Celebrated but Waning Conservation Program Turns 25

   07.18.11

Celebrated but Waning Conservation Program Turns 25

The Conservation Reserve Program turns 25 this year. While there is much to laud about this conservation program that has benefitted ground-nesting birds and other wildlife while safeguarding millions of acres of marginal cropland, it’s a bittersweet celebration.

Though North Dakota gained nearly 132,000 new CRP acres in a March-April signup, contracts involving about 387,000 acres will expire by fall, leaving the state 1 million acres poorer since 2007, when more than 3 million acres blanketed the landscape.

The U.S. Department of Agriculture’s Conservation Reserve Program was signed into law in 1985 to reduce grain surpluses to jumpstart commodity prices, and decrease erosion on marginal croplands. Lands enrolled in CRP are planted in grass and left mostly undisturbed for 10 years or more with periodic management, such has haying or grazing. Landowners receive rental payments and cost-share assistance to participate in the voluntary program.

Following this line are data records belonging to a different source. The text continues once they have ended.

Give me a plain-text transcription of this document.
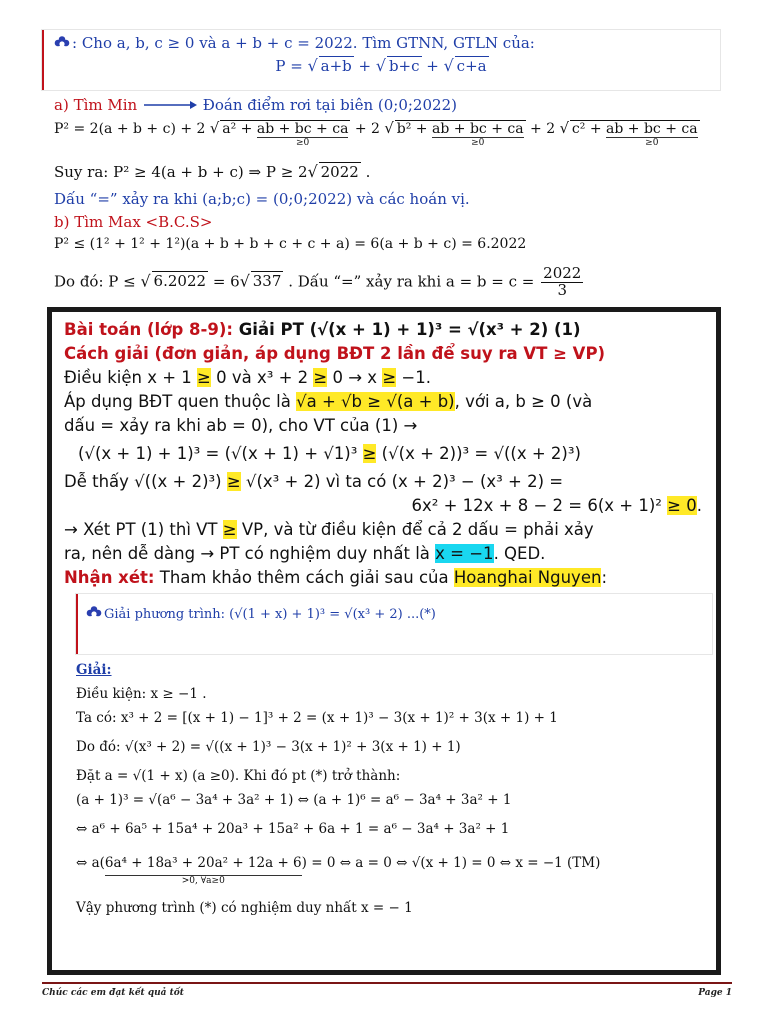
: Cho a, b, c ≥ 0 và a + b + c = 2022. Tìm GTNN, GTLN của:
P = √ a+b + √ b+c + √ c+a
a) Tìm Min	Đoán điểm rơi tại biên (0;0;2022)
P² = 2(a + b + c) + 2 √ a² + ab + bc + ca
≥0
+ 2 √ b² + ab + bc + ca
≥0
+ 2 √ c² + ab + bc + ca
≥0
Suy ra: P² ≥ 4(a + b + c) ⇒ P ≥ 2√ 2022 .
Dấu “=” xảy ra khi (a;b;c) = (0;0;2022) và các hoán vị.
b) Tìm Max <B.C.S>
P² ≤ (1² + 1² + 1²)(a + b + b + c + c + a) = 6(a + b + c) = 6.2022
Do đó: P ≤ √ 6.2022 = 6√ 337 . Dấu “=” xảy ra khi $a = b = c = \frac{2022}{3}$
Bài toán (lớp 8-9): Giải PT (√(x + 1) + 1)³ = √(x³ + 2) (1)
Cách giải (đơn giản, áp dụng BĐT 2 lần để suy ra VT ≥ VP)
Điều kiện x + 1 ≥ 0 và x³ + 2 ≥ 0 → x ≥ −1.
Áp dụng BĐT quen thuộc là √a + √b ≥ √(a + b), với a, b ≥ 0 (và
dấu = xảy ra khi ab = 0), cho VT của (1) →
(√(x + 1) + 1)³ = (√(x + 1) + √1)³ ≥ (√(x + 2))³ = √((x + 2)³)
Dễ thấy √((x + 2)³) ≥ √(x³ + 2) vì ta có (x + 2)³ − (x³ + 2) =
6x² + 12x + 8 − 2 = 6(x + 1)² ≥ 0.
→ Xét PT (1) thì VT ≥ VP, và từ điều kiện để cả 2 dấu = phải xảy
ra, nên dễ dàng → PT có nghiệm duy nhất là x = −1. QED.
Nhận xét: Tham khảo thêm cách giải sau của Hoanghai Nguyen:
Giải phương trình: (√(1 + x) + 1)³ = √(x³ + 2) ...(*)
Giải:
Điều kiện: x ≥ −1 .
Ta có: x³ + 2 = [(x + 1) − 1]³ + 2 = (x + 1)³ − 3(x + 1)² + 3(x + 1) + 1
Do đó: √(x³ + 2) = √((x + 1)³ − 3(x + 1)² + 3(x + 1) + 1)
Đặt a = √(1 + x) (a ≥0). Khi đó pt (*) trở thành:
(a + 1)³ = √(a⁶ − 3a⁴ + 3a² + 1) ⇔ (a + 1)⁶ = a⁶ − 3a⁴ + 3a² + 1
⇔ a⁶ + 6a⁵ + 15a⁴ + 20a³ + 15a² + 6a + 1 = a⁶ − 3a⁴ + 3a² + 1
⇔ a( 6a⁴ + 18a³ + 20a² + 12a + 6
>0, ∀a≥0
) = 0 ⇔ a = 0 ⇔ √(x + 1) = 0 ⇔ x = −1 (TM)
Vậy phương trình (*) có nghiệm duy nhất x = − 1
Chúc các em đạt kết quả tốt	Page 1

“CRP pretty much did what it was supposed to do,” according to Greg Link, assistant chief of the North Dakota Game and Fish Department’s wildlife division. “Commodity prices gradually improved and soil erosion decreased. We knew it would benefit wildlife if enough landowners enrolled enough acres. As wildlife populations flourished, interest from hunters grew. If anything, the program probably exceeded expectations.”

CRP was at its peak in North Dakota in 2007 when the state had 3.4 million acres of mostly idle grassland. A reduced nationwide cap, cut from 39 million acres to 32 million acres in the 2008 Farm Bill, along with other factors like high commodity prices, high cash rents, and demands for more cropland for food and fuel production, have slowly reduced interest in the program in North Dakota and elsewhere.

With deliberations already underway on a new farm bill, feedback points to an even lower nationwide CRP cap in the future. Once a staple on North Dakota’s landscape, some projections indicate the state will have fewer than 1 million acres by the end of 2013. If that happens, ground-nesting pheasant and duck populations will be hit the hardest.

In the future, Link said, finding places to hunt and finding game to pursue will be much more difficult. As a result, the number of resident and nonresident hunters most likely will decline.

“Unless something changes, the future for the program is not bright,” Link said. “It’s not just the loss of wildlife habitat, but CRP is a major ingredient in the department’s Private Land Open To Sportsmen program, and that will likely shrink because there is no way to have the same quality habitat and the same amount of habitat available without CRP.”